Likewise for mouse integer constants; I changed them to :mouseN where N is the mouse button number. So, the left mouse is :mouse1, middle is :mouse2, right is :mouse3, wheel-up is :mouse4, and wheel-down is :mouse5. I’m torn between the mouse numbers and the mouse button names. :mouse_left might be nice. The nice thing about the numbered scheme is that it supports an arbitrary number of buttons (got any 10-buttoned mice lying around? It’ll probably work!). Also, it doesn’t make any assumptions about which button is where (e.g., mouse buttons 4 & 5 are usually, but sometimes not, mouse wheel-up and wheel-down).
Next I’ll probably get rid of the Surface/Screen integer flags, as I also mentioned. Death to the integer constants! Long live the symbol!
And now for something completely different…
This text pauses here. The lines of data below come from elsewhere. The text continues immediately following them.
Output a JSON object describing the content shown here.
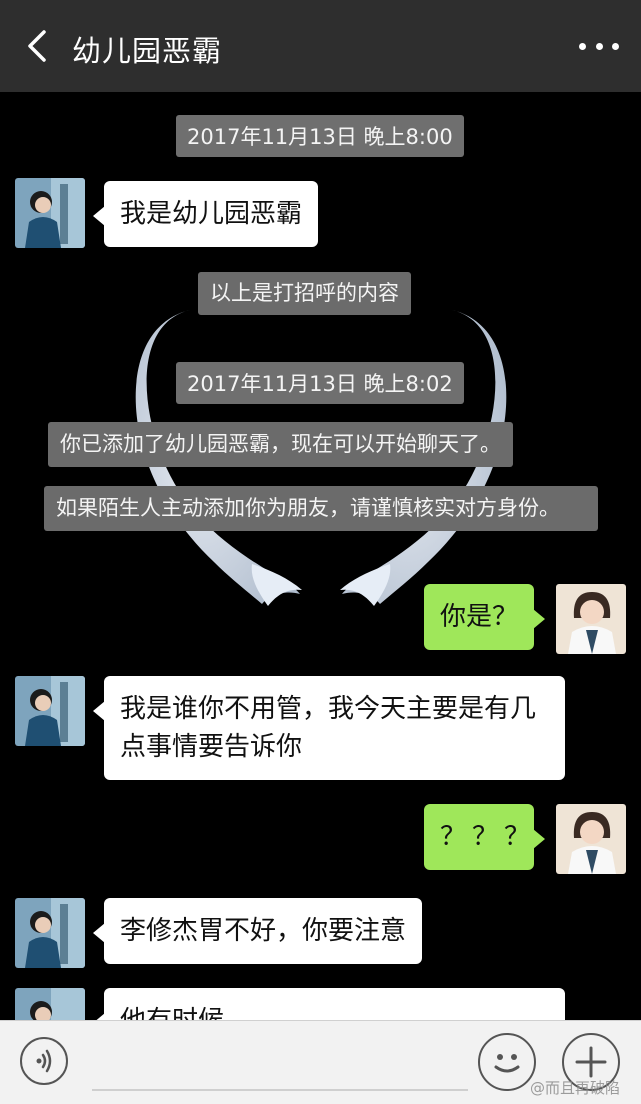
{
  "header": {
    "title": "幼儿园恶霸",
    "back_icon": "chevron-left-icon",
    "more_icon": "more-dots-icon"
  },
  "messages": {
    "ts1": "2017年11月13日 晚上8:00",
    "m1": "我是幼儿园恶霸",
    "sys1": "以上是打招呼的内容",
    "ts2": "2017年11月13日 晚上8:02",
    "sys2": "你已添加了幼儿园恶霸，现在可以开始聊天了。",
    "sys3": "如果陌生人主动添加你为朋友，请谨慎核实对方身份。",
    "m2": "你是？",
    "m3": "我是谁你不用管，我今天主要是有几点事情要告诉你",
    "m4": "？？？",
    "m5": "李修杰胃不好，你要注意",
    "m6": "他有时候"
  },
  "input_bar": {
    "voice_icon": "voice-icon",
    "emoji_icon": "emoji-icon",
    "plus_icon": "plus-icon"
  },
  "watermark": "@而且再破陷",
  "colors": {
    "topbar": "#2e2e2e",
    "chat_bg": "#000000",
    "incoming_bubble": "#ffffff",
    "outgoing_bubble": "#9fe75a",
    "system_tip": "#6b6b6b"
  }
}
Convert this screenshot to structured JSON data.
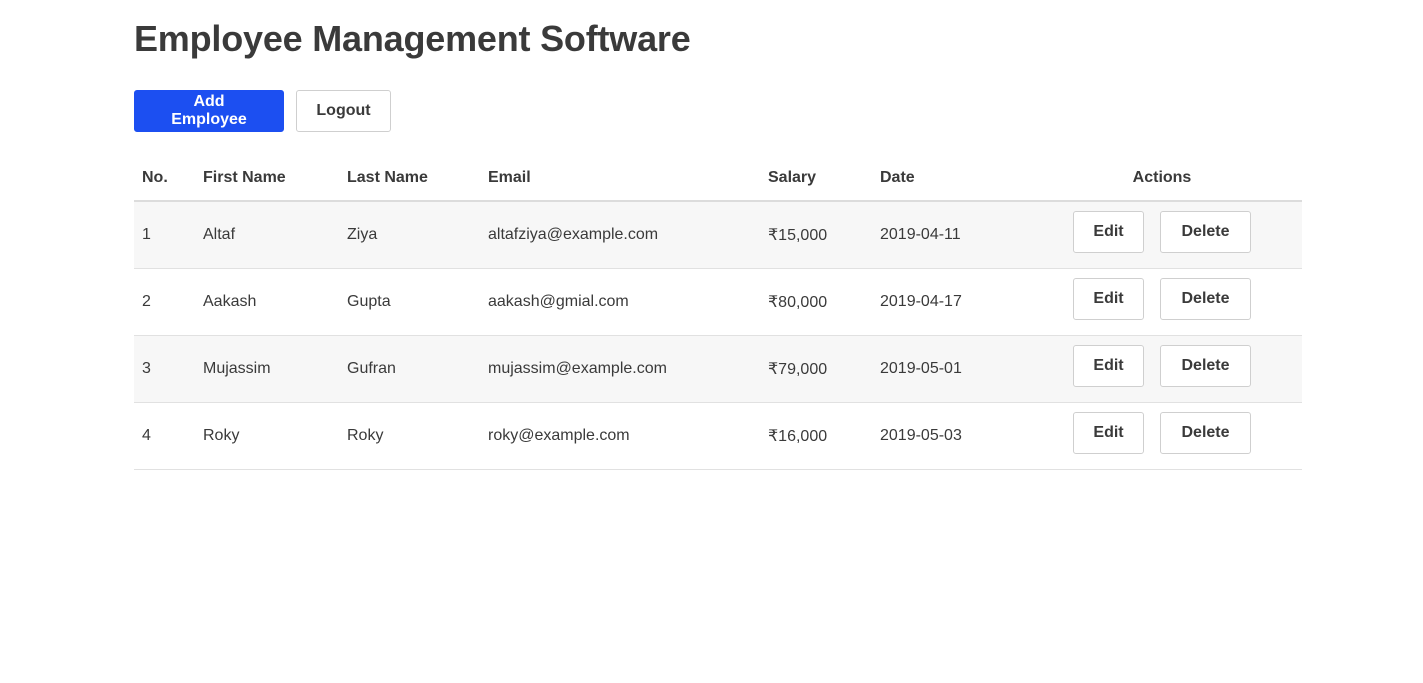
{
  "header": {
    "title": "Employee Management Software"
  },
  "toolbar": {
    "add_label": "Add Employee",
    "logout_label": "Logout"
  },
  "table": {
    "headers": [
      "No.",
      "First Name",
      "Last Name",
      "Email",
      "Salary",
      "Date",
      "Actions"
    ],
    "rows": [
      {
        "no": "1",
        "first": "Altaf",
        "last": "Ziya",
        "email": "altafziya@example.com",
        "salary": "₹15,000",
        "date": "2019-04-11"
      },
      {
        "no": "2",
        "first": "Aakash",
        "last": "Gupta",
        "email": "aakash@gmial.com",
        "salary": "₹80,000",
        "date": "2019-04-17"
      },
      {
        "no": "3",
        "first": "Mujassim",
        "last": "Gufran",
        "email": "mujassim@example.com",
        "salary": "₹79,000",
        "date": "2019-05-01"
      },
      {
        "no": "4",
        "first": "Roky",
        "last": "Roky",
        "email": "roky@example.com",
        "salary": "₹16,000",
        "date": "2019-05-03"
      }
    ],
    "edit_label": "Edit",
    "delete_label": "Delete"
  },
  "colors": {
    "primary": "#1c4ff1",
    "stripe": "#f7f7f7",
    "text": "#3a3a3a"
  }
}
I had an idea for making it even more convenient to add an event hook to sprites/scenes. I figure that, by and large, most event hooks that developers will create are of the form “press this -> character does that”. So, why not have a factory function to create new event hooks that call a method in the sprite? Something like this:
sprite.keydown_hook(:up, :jump)
Wolud be equivalent to:
sprite.append_hook(
:owner => sprite,
:trigger => KeyDownTrigger(:up),
:action => MethodAction(:jump)
)
Which means “when the user presses the up arrow, call sprite#jump”.
Of course, there wolud be similar factory functions for mouse clicks, etc.